2 avocados, sliced thin
a bunch of strawberries. 16 or so?
the juice of 2 lemons
for the yogurt topping:
1/2 cup of plan yogurt
2 tablespoons chopped up mint
salt and pepper
mint leaves to garnish

cut the avocados in half and remove the pits. remove all the skin, and slice em up. slice up the strawberries, and juice the lemons. cover the avocados with half the lemon juice immediately, in a bowl, so the avocados do not start to brown. mix all of this up, add the rest of the lemon juice.

for the yogurt topping, just mix up the yogurt and the mint and a little salt and pepper. i used raspberry coconut milk yogurt, which was admittedly sort of a weird combination with the mint. i think it worked out well in the end, though. and we picked the mint fresh from our garden. i highly recommend everyone to start an herb garden at their house so you will never be at a loss for fresh herbs. okay!

now, on to the toast.
if you are eating any bread that is not heidelberg, you are out of your goddamn mind. if you are sensative to gluten, then fine. eat whatever second-rate bread substitute you can muster. ezekiel will do you just fine. but if you are fine with gluten and spend your time eating anything that isn't heidelberg, you are certifiably insane and need to go seek help by purchasing many loaves of heidelberg bread and eating them in succession over a few days. seriously! it is the best bread ever, making it impossible to eat bread products anywhere that i cannot procure it. morning brew gets it, why doesn't every business? few things rival my passion for heidelberg bread.

that being said, get out your loaf of heidelberg bread, and toast it. put whatever you want on it, although heidelberg bread doesn't need any topper to be the best bread known to earth, and eat it. rejoice.

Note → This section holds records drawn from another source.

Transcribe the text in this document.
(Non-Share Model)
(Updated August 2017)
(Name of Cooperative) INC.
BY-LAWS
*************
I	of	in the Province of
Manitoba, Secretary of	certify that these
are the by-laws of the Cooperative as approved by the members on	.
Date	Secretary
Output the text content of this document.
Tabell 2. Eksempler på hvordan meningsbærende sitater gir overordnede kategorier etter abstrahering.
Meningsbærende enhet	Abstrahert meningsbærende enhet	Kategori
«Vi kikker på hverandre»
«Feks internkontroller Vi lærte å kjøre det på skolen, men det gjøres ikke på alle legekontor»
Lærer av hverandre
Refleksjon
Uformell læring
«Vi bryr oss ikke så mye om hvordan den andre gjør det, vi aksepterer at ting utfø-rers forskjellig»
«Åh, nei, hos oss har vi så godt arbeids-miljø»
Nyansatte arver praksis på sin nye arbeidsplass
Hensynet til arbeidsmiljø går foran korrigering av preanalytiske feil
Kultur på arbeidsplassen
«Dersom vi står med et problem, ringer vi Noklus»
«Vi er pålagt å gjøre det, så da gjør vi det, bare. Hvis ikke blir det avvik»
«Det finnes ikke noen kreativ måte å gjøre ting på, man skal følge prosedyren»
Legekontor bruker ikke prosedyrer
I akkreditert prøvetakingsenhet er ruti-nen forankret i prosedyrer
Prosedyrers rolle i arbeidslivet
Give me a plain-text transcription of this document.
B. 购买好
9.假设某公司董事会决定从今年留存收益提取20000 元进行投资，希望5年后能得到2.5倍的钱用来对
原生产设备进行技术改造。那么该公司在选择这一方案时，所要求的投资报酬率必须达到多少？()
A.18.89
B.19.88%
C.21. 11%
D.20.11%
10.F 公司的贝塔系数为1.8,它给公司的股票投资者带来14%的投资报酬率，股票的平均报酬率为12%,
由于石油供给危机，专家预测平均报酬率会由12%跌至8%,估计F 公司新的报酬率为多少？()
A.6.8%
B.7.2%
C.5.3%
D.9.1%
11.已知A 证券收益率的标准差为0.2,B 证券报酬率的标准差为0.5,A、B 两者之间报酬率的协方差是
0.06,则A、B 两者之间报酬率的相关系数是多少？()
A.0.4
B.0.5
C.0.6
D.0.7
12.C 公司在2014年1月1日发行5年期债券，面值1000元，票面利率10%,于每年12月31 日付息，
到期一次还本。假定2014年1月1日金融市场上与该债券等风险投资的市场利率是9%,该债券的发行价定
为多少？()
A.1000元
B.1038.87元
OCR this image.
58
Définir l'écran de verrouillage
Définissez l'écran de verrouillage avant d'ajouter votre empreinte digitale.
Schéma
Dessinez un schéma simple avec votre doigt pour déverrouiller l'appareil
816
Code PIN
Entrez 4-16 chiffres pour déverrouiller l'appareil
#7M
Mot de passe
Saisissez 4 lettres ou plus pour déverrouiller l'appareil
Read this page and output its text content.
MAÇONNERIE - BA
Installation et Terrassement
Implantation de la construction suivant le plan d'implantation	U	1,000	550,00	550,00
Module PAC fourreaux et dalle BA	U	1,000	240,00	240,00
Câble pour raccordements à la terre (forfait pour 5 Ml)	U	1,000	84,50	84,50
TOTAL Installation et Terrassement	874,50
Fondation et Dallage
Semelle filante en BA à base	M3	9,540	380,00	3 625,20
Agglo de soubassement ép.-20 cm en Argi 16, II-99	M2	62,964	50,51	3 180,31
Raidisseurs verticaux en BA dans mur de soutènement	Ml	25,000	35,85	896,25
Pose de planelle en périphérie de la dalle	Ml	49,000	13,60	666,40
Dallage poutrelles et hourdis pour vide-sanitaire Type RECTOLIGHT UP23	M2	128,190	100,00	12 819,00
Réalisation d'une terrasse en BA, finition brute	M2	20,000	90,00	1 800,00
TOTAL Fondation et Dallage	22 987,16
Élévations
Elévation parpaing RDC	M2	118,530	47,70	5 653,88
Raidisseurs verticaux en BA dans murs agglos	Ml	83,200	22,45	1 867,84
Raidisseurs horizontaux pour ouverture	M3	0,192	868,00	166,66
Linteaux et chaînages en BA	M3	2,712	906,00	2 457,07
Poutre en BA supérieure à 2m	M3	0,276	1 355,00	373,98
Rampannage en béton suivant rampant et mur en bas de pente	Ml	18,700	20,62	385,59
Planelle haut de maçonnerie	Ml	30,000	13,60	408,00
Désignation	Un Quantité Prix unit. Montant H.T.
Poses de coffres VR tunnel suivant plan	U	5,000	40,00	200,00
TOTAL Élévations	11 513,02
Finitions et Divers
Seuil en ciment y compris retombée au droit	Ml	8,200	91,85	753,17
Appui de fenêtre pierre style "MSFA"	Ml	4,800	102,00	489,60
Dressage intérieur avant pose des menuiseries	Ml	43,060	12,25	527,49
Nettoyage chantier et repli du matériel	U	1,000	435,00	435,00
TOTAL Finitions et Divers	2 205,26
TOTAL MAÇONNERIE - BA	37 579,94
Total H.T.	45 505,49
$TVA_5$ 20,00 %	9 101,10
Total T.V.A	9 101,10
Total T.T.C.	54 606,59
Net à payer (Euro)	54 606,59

so, put all of this on a plate. with any luck, it will look gorgeous, and a bit like this:

use real maple syrup, because, yes, you are also crazy if you consume anything but. buy maple syrup by the half gallon. it is good on pretty much anything. grapefruit, especially. trust me.

hopefully your friend sam will come by with tons of awesome juice at this point, and you can all enjoy a great and simple breakfast for dinner. i'll admit that i douse potatoes unforgivably with hot sauce, but i'll talk about that more another time. hot sauce, cats, and heidelberg bread. those are my passions lately.